Par : Gustave Pana Zoula République du Congo (Brazzavile)

Cet article est paru dans THE FORUM, Revue de l’Association du Personnel de l’OUA, Vol.2 N°15 Mai-Juin 1996,  puis publié dans son livre : Vingt ans au service de l’Afrique 1980 2000 Ecrits et Témoignages  ADCLF Brazzaville Congo  Mars 2015, 228 pages.

L’auteur est un colonel, ancien ambassadeur du Congo Brazzaville à la retraite. Il a servi pendant vingt ans à l’Organisation de l’Unité Africaine OUA (1980 2000) où il a occupé des fonctions au sein du Département Politique (Défense et Sécurité, puis Questions stratégiques) et Fonctionnaire militaire principal au Centre de gestion des conflits, avant d’être nommé  à sa retraite Ambassadeur de son pays en République démocratique du Congo (2005 2008).

Il a dédié son livre entre autres A Kwame Nkrumah l’Osagyefo, le visionnaire, A Cheikh Anta Diop, la conscience savante des Noirs, A  Nelson Mandela, héros de la lutte anti apartheid.

 

Dans la série sur les Pères Fondateurs, après Nkrumah, le Visionnaire, j’ai choisi d’évoquer pour vous Senghor le Démocrate mal aimé.

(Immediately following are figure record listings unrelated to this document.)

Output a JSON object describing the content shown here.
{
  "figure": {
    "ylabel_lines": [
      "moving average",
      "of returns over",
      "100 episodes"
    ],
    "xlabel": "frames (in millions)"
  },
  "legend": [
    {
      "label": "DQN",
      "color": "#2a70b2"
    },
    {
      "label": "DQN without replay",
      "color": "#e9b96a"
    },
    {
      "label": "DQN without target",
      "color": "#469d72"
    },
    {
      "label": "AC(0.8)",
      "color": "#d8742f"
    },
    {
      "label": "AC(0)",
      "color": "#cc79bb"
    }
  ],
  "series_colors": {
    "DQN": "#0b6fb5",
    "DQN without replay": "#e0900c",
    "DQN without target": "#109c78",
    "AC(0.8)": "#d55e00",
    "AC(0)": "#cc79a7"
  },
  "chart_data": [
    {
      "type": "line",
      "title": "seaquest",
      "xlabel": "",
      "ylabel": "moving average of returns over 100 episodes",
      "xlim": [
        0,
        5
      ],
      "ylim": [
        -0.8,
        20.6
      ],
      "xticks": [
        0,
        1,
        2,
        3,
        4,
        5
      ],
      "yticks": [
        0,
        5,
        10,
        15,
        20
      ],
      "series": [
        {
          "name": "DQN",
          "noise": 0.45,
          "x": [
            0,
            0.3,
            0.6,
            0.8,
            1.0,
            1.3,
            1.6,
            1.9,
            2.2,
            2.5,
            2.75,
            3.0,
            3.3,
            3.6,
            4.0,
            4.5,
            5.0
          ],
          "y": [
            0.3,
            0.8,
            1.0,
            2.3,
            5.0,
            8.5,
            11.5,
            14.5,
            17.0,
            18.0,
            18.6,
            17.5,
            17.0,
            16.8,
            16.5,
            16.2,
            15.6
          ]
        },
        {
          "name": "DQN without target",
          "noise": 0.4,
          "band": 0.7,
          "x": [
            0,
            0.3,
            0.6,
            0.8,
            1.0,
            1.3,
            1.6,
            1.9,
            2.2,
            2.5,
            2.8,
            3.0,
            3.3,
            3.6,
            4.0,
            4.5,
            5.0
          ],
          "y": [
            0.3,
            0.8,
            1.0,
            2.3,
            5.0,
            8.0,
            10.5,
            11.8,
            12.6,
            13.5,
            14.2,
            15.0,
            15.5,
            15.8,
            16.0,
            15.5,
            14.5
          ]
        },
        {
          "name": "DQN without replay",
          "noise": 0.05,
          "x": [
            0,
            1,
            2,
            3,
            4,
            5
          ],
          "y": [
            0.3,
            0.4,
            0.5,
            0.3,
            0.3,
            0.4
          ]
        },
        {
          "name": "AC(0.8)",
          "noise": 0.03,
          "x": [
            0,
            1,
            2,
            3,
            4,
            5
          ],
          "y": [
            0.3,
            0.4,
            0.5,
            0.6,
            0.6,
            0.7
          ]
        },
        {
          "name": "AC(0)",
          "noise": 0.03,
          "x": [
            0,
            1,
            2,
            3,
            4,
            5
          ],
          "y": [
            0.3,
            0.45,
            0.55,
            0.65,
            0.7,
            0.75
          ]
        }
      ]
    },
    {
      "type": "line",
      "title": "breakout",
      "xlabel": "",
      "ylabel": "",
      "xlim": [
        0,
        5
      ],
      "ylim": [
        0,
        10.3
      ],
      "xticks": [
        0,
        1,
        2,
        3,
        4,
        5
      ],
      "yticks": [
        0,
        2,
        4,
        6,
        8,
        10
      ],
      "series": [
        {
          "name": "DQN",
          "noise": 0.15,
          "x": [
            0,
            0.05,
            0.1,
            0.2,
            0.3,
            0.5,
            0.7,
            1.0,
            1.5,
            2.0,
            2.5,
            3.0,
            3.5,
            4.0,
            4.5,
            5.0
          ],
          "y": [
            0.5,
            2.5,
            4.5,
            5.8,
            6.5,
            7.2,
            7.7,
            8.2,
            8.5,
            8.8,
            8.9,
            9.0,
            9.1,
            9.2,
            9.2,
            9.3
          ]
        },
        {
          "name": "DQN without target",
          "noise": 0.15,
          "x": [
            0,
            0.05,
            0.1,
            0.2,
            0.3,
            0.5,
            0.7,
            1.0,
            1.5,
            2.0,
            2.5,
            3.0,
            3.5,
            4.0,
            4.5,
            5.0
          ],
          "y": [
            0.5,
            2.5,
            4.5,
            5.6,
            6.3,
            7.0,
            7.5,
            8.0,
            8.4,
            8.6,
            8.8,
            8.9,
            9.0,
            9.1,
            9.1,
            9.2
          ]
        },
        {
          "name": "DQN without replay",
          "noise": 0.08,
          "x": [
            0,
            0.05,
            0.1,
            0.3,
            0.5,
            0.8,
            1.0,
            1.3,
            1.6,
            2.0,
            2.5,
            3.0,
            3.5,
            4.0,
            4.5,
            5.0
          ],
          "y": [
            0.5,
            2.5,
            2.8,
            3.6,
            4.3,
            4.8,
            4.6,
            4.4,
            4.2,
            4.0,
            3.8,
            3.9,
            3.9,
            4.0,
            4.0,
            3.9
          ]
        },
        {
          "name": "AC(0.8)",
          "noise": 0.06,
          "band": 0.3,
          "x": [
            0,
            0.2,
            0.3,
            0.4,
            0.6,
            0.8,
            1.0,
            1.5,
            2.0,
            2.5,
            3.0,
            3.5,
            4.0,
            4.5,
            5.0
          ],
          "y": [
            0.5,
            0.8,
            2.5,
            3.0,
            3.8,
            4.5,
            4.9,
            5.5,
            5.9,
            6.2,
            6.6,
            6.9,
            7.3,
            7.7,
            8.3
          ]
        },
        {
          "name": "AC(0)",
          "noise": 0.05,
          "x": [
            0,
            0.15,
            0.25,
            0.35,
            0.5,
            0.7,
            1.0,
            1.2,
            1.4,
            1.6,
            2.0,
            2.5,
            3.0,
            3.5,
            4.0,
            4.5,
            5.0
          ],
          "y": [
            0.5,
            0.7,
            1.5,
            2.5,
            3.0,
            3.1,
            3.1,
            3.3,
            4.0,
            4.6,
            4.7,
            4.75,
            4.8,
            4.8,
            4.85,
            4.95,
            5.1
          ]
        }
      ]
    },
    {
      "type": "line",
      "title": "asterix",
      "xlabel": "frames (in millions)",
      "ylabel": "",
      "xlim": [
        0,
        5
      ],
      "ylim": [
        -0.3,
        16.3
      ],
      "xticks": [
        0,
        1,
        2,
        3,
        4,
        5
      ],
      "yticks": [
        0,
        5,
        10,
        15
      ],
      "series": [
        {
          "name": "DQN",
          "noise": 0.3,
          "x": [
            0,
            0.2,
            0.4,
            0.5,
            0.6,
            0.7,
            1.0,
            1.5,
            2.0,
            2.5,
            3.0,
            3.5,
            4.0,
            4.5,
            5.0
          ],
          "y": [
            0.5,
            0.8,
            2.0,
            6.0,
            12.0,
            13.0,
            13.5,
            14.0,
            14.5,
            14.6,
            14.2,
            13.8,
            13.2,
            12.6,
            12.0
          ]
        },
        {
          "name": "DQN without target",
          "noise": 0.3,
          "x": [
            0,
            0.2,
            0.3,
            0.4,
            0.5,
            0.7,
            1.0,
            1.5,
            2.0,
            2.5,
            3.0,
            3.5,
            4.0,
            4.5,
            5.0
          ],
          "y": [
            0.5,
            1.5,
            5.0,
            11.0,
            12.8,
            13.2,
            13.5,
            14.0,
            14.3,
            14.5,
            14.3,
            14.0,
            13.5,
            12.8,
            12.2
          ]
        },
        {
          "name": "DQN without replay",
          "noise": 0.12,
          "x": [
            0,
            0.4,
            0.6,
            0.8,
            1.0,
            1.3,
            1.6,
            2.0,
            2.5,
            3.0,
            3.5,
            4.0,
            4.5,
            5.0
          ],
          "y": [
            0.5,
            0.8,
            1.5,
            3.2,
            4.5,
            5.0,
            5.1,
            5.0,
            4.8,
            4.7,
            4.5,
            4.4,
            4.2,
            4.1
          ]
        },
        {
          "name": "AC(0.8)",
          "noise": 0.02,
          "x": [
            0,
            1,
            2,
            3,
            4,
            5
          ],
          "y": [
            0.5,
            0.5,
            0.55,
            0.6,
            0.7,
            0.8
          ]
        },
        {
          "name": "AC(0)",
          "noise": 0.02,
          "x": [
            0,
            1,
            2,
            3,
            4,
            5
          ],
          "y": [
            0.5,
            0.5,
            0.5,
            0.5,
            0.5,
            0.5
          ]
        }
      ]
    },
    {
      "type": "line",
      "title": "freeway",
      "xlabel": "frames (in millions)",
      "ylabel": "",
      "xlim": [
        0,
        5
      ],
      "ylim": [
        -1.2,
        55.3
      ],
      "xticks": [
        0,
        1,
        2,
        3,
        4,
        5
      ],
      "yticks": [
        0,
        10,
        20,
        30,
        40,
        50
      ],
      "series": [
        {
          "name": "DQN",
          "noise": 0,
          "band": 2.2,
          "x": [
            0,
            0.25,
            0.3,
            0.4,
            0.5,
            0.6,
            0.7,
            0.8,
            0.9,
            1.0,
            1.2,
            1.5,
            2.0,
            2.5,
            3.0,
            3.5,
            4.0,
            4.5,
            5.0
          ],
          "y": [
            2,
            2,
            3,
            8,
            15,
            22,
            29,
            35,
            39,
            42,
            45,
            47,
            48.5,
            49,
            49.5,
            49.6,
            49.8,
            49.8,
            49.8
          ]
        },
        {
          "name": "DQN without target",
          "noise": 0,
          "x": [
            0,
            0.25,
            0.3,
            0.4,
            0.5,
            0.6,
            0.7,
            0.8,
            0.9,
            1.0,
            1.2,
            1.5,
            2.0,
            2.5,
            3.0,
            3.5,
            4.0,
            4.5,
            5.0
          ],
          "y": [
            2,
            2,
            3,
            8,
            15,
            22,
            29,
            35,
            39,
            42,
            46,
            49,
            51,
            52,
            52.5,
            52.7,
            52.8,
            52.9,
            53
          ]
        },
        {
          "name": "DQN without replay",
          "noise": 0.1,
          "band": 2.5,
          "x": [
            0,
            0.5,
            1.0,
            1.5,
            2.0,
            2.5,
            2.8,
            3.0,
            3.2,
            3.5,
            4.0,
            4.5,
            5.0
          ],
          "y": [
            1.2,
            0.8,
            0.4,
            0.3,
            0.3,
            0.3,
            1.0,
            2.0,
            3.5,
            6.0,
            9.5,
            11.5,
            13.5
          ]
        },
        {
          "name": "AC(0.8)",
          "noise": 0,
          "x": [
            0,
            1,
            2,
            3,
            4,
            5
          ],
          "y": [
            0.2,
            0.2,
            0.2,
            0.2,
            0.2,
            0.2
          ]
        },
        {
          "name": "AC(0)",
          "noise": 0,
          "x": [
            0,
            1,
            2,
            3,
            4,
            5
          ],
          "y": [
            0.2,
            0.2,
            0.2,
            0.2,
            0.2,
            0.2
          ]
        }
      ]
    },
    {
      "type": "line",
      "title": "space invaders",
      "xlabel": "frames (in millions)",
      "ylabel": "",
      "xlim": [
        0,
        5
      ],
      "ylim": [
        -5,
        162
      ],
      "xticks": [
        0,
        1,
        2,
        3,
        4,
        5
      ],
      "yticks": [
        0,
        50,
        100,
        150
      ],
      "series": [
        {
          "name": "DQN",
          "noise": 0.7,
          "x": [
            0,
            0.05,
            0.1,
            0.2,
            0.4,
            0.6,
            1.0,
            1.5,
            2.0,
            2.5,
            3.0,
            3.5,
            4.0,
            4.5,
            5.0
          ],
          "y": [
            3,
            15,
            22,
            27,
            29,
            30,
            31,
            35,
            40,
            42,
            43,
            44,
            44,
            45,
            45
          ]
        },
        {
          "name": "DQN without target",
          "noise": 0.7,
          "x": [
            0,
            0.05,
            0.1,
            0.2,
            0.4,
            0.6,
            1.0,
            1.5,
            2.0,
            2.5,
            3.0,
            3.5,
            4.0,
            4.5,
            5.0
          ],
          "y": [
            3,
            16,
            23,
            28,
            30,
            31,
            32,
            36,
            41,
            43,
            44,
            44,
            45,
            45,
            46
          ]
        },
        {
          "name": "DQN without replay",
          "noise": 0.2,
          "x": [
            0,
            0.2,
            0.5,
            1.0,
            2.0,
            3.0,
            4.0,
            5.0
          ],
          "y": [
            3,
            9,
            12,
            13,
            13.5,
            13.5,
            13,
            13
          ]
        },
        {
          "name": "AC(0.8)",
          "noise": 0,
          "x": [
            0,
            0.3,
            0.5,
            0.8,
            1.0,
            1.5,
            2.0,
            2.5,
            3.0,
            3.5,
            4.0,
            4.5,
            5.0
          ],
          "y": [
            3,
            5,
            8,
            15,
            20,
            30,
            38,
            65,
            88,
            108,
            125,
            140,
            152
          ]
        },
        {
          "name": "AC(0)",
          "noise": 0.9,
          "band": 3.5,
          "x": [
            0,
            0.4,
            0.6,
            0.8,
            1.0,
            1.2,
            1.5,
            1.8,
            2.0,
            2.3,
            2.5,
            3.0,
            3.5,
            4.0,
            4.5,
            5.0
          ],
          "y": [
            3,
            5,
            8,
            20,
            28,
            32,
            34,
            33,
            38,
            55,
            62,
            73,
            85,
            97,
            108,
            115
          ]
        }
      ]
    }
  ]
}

Ce faisant, j’entends rendre hommage à un homme, un digne fils de l’Afrique, victime d’une grossière injustice historique et de l’ingratitude. Je dis injustice parce que j’estime que l’Histoire africaine ne lui réserve pas la place qui lui revient au regard de sa pensée, de son action et de ses œuvres. L’Histoire est injuste vis-à-vis du président Senghor parce qu’elle accorde plus de crédit à d’anciens « dictateurs » devenus « médiateurs » émérites et estimés en mettant plus ou moins une croix sur ce père exceptionnel de l’indépendance sénégalaise.

De tous les pères fondateurs de l’OUA, le président Senghor est le seul et l’unique à avoir abandonné librement, volontairement et totalement le pouvoir et la scène politique. Il n’était ni malade, ni affecté par l’âge. Le plus marquant est que cela se soit passé à une époque où tous les présidents souhaitaient mourir au pouvoir. Et pourtant, curieusement, par un de ces paradoxes dont seule l’Histoire a le secret, il est pratiquement le seul père Fondateur dont on ne parle pas assez souvent et à qui l’on oublie toujours de faire référence lorsqu’on évoque la démocratie en Afrique et les démocrates africains. Beaucoup n’ont retenu du grand homme que le poète et le chantre de la négritude. Dieu merci, aujourd’hui, l’Académie française lui a accordé une place de choix parmi ses immortels.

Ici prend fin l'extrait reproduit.